By Yolanda S. Mullins on July 31 2018 23:20:06
As well as a printed blank hundred square, another way to visualise decimals is to make a decimal stick. Get a cane or long stick, place with tape a number 1 to the right hand end, then a 0 to the left. Ask them now to place 0.5 in the middle, then together work out where all the other decimal points should go.
Sing songs with hand movements. There are multiplication albums that sing the times tables. You can listen along and learn the times tables through music instead of rote memorization. Listen to a few different versions and find one that works best for you. Add in hand motions or dance moves that illustrate the different number pairs to make the process more interactive.

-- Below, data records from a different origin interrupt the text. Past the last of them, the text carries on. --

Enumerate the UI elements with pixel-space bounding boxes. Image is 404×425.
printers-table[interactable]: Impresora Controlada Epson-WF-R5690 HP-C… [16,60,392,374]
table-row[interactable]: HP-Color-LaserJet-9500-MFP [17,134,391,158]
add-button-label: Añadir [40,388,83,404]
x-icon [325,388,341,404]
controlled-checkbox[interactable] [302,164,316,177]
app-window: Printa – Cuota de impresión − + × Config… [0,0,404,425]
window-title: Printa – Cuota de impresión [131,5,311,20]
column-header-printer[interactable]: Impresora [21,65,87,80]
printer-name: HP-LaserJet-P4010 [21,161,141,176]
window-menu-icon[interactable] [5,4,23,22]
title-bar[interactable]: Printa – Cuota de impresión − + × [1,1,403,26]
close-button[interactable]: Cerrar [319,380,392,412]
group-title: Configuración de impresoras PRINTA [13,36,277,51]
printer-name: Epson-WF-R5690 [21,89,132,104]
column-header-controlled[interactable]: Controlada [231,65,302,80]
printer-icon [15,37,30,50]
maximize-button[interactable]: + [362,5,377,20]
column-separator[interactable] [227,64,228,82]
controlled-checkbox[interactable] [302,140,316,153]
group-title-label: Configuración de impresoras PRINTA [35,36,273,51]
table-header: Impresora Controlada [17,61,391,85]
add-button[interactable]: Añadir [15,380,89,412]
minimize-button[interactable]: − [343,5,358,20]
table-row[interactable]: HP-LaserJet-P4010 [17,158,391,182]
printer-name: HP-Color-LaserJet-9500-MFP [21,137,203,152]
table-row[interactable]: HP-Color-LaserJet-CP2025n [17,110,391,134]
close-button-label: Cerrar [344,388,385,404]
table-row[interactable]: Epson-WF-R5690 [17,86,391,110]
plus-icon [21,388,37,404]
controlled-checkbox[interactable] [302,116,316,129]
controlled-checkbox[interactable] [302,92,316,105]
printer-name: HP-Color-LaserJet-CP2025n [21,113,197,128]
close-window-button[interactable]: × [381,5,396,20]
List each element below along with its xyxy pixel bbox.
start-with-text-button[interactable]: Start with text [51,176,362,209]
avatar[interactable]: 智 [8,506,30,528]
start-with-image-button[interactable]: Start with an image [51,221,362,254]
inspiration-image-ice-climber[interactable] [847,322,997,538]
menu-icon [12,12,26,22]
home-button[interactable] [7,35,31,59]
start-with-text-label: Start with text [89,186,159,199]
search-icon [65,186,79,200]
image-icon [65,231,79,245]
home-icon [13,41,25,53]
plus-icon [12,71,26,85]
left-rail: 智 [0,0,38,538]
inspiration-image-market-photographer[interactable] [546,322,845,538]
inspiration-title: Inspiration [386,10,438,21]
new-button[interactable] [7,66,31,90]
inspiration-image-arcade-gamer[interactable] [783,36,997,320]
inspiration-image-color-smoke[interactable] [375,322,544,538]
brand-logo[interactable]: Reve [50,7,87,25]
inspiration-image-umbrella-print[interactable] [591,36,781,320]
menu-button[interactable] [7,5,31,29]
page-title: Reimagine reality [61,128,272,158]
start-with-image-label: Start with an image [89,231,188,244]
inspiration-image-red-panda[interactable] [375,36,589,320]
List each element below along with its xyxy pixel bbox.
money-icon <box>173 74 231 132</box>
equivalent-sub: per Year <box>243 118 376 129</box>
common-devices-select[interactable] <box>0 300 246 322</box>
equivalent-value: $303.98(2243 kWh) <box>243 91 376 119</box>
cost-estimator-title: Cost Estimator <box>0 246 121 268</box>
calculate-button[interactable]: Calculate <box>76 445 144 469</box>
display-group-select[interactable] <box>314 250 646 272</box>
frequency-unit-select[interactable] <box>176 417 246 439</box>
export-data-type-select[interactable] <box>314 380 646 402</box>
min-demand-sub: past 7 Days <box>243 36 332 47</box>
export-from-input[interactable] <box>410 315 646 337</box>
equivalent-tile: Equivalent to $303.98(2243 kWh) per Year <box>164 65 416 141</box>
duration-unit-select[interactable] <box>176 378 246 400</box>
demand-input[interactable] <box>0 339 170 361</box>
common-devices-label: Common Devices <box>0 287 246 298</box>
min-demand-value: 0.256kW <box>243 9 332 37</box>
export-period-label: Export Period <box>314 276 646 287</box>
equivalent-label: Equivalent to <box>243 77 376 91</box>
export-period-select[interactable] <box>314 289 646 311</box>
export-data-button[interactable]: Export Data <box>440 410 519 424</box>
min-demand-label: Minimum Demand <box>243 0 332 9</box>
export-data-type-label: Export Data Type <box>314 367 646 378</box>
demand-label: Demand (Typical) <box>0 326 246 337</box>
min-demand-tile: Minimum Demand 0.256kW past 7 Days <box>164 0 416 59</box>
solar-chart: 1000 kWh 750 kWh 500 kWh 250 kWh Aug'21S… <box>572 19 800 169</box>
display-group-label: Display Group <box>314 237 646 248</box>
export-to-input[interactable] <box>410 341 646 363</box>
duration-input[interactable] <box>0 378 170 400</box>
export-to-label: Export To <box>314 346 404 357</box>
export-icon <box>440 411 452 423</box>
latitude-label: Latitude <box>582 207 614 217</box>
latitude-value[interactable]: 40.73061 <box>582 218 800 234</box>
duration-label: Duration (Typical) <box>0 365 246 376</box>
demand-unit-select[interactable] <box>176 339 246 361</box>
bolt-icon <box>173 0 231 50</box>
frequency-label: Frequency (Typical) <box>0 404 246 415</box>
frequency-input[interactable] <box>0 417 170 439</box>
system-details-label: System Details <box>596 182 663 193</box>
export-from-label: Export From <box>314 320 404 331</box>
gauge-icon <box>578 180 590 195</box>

Start by following the basic process for fraction multiplication, turning any mixed fractions into improper ones. Before you cross cancel or multiply, however, swap the numerator and the denominator in the second fraction. This is called taking the reciprocal and it is the key step to turn this into a division operation. Then, cross cancel, multiply across to get the answer fraction, and reduce.
If you have mastered adding and subtracting fractions, often multiplying fractions will seem a lot less complicated. Many of the steps feel similar, but much of the work associated with common denominators is gone. However, multiplying fractions will put your reducing skills to the test! If you need more help, the fraction calculator at the link below is a powerful tool for seeing how fraction multiplication problems work.